Dieses Zitat von Finanzsenator Tschentscher war in der letzten Legislaturperiode immer wieder zu hören und es bleibt auch in dieser Legislaturperiode richtig. Deshalb ist es umso unverständlicher, was der rot-grüne Senat uns heute zur Nachbewilligung vorgelegt hat. Es ist wirklich ein erschreckendes Paradebeispiel dafür, wie man in guten Zeiten den Haushalt ruiniert.

(Beifall bei der FDP – Farid Müller GRÜNE: Wo denn? Wo wird er denn ruiniert?)

Die Mai-Steuerschätzung hielt erfreuliche Nachrichten für Hamburg bereit. Die unserer Stadt verbleibenden Steuereinnahmen sprudeln weiter auf einem Rekordniveau von voraussichtlich über 10,2 Milliarden Euro. Gegenüber dem Haushaltsplan fallen die Steuereinnahmen damit sogar rund um eine halbe Milliarde Euro höher aus. Rot-Grün aber reicht diese halbe Milliarde nicht, Rot-Grün will über 660 Millionen Euro mehr ausgeben. RotGrün verlässt damit den verfassungsmäßig vereinbarten gleichmäßigen Abbaupfad zur Schuldenbremse. Rot-Grün hinterlässt auf diesem Pfad stattdessen den befürchteten Fußabdruck, und dieser zeigt leider hangabwärts. Damit bleibt Hamburg weit hinter seinen Möglichkeiten zurück.

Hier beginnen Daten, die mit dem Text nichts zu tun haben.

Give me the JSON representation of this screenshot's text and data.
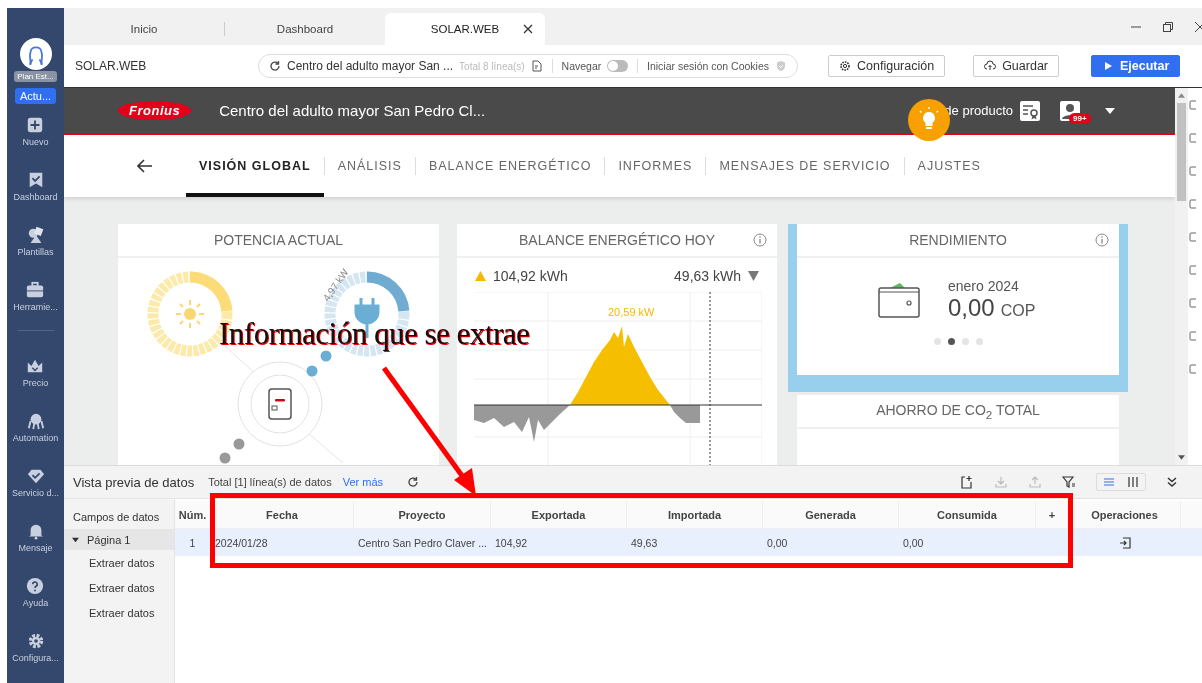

Liebe Kollegen von SPD und GRÜNEN, Sie und Ihr Senat liefern uns hier und heute eine politische Bankrotterklärung und ein haushaltspolitisches Armutszeugnis. Chaotisches Missmanagement der Flüchtlingskrise in Hamburg, aber auch im Bund, desaströse Planungen von IT-Großprojekten und eine katastrophale Steuerung von städtischen Unternehmensbeteiligungen – jedes Problem versuchen Sie, mit Geld, das Sie eigentlich gar nicht haben, zuzuschütten. Gutes Regieren entpuppt sich

unter Rot-Grün zunehmend als blosche scholzsche Scheckbuchpolitik.